The new law and proposed regulations represent a welcome development for franchisors wishing to do business in Virginia.  We are anxious to see how the Virginia regulators apply these new rules, especially the escrow and deferral options.  In those situations where, in the past, the regulators have refused registration to a franchisor, will these new options be offered routinely or only sparingly?  We will be watching closely.

ALERT YOUR FRANCHISEES: UPGRADE POS CREDIT AND DEBIT CARD RECEIPT PRINTERS

The rise in the use of credit and debit cards for consumer point of sale (“POS”) transactions has increased both the convenience and speed of the payment process.  The POS equipment used to process these transactions must, however, comply with certain regulatory requirements intended to prevent identity theft and protect consumer privacy.  A recent court decision under the Fair Credit Reporting Act (FCRA) highlights the need for merchants, including franchisees, that accept credit and debit card payments from consumers to ensure that their POS equipment meets those regulatory requirements.

The FCRA generally governs the preparation, dissemination, and use of consumer reports, such as traditional credit reports, for determining a consumer’s eligibility for credit, insurance, employment, and certain other purposes.  The Fair and Accurate Credit Transaction Act (FACTA) amended the FCRA to provide additional consumer protections against identity theft.  Included in the FACTA amendments is the requirement that electronically-printed point of sale (POS) receipts for payments made using credit or debit cards not include more than the last five digits of the card number or the card expiration date.  While enacted in 2003, this requirement did not become effective for POS equipment put into use prior to 2005 until December 2006.

Although the FACTA card receipt requirement has been fully effective for only a few months, a flurry of putative consumer class action lawsuits already have been commenced alleging violations of this requirement, including a number of lawsuits filed in the United States District Court for the Central District of California against restaurant chains and retailers.  These lawsuits commonly request statutory damages of $100 to $1,000 per violation, punitive damages, and attorneys’ fees under the FCRA’s private right of action for consumers.

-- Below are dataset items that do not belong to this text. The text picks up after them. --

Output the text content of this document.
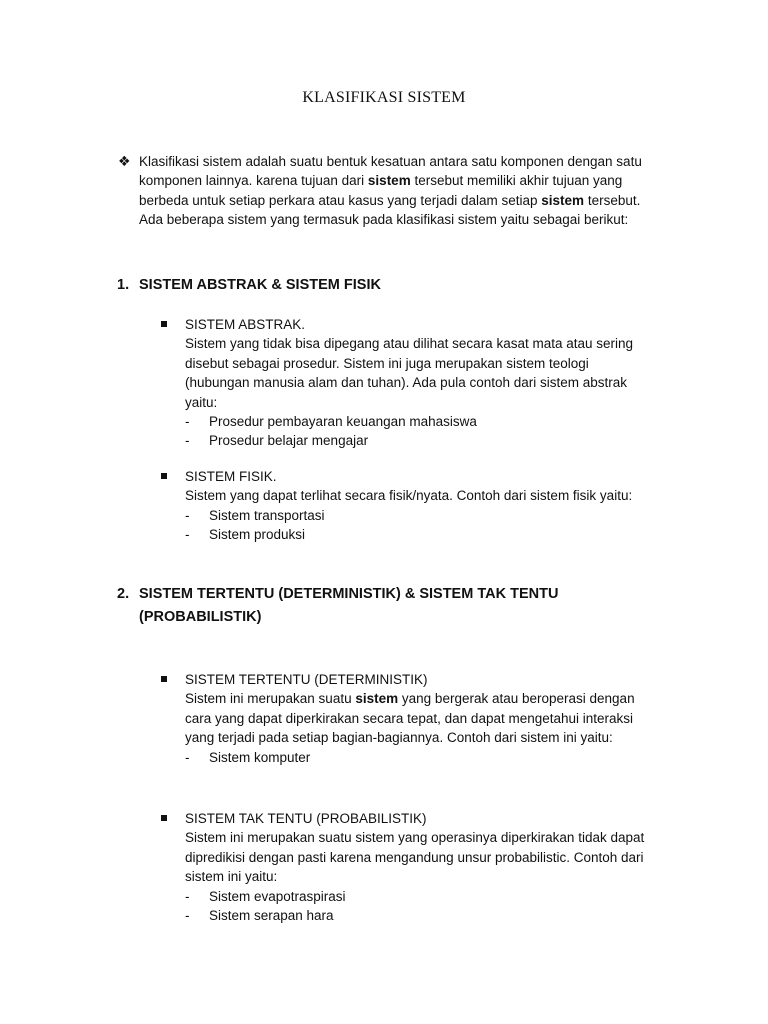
KLASIFIKASI SISTEM
❖ Klasifikasi sistem adalah suatu bentuk kesatuan antara satu komponen dengan satu
komponen lainnya. karena tujuan dari sistem tersebut memiliki akhir tujuan yang
berbeda untuk setiap perkara atau kasus yang terjadi dalam setiap sistem tersebut.
Ada beberapa sistem yang termasuk pada klasifikasi sistem yaitu sebagai berikut:
1. SISTEM ABSTRAK & SISTEM FISIK
SISTEM ABSTRAK.
Sistem yang tidak bisa dipegang atau dilihat secara kasat mata atau sering
disebut sebagai prosedur. Sistem ini juga merupakan sistem teologi
(hubungan manusia alam dan tuhan). Ada pula contoh dari sistem abstrak
yaitu:
- Prosedur pembayaran keuangan mahasiswa
- Prosedur belajar mengajar
SISTEM FISIK.
Sistem yang dapat terlihat secara fisik/nyata. Contoh dari sistem fisik yaitu:
- Sistem transportasi
- Sistem produksi
2. SISTEM TERTENTU (DETERMINISTIK) & SISTEM TAK TENTU
(PROBABILISTIK)
SISTEM TERTENTU (DETERMINISTIK)
Sistem ini merupakan suatu sistem yang bergerak atau beroperasi dengan
cara yang dapat diperkirakan secara tepat, dan dapat mengetahui interaksi
yang terjadi pada setiap bagian-bagiannya. Contoh dari sistem ini yaitu:
- Sistem komputer
SISTEM TAK TENTU (PROBABILISTIK)
Sistem ini merupakan suatu sistem yang operasinya diperkirakan tidak dapat
dipredikisi dengan pasti karena mengandung unsur probabilistic. Contoh dari
sistem ini yaitu:
- Sistem evapotraspirasi
- Sistem serapan hara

In a matter of apparent first impression, a California Federal District Court rejected a retailer-defendant’s argument that the FACTA card receipt requirement may not be enforced by private right of action.  Eskandari v. IKEA U.S. Inc., No. SA-CV 06-1248 JVS (RNBx), minute order (C.D. Cal. March 12, 2007).  In IKEA, the defendant argued that because the card receipt requirement applies to receipts printed for “cardholders,” which include both individual “consumers” and entities, the requirement could not be enforced via FCRA’s private right of action for “consumers.”  The court disagreed, noting that:

Although [the card receipt requirement] applies to all cardholders and not just individual consumers, there can be no doubt that it creates requirements with respect to consumers because many of the cardholders are in fact individual consumers.  Importantly, Congress did not explicitly prohibit private enforcement of [the card receipt requirement] through [the FCRA private right of action for consumers].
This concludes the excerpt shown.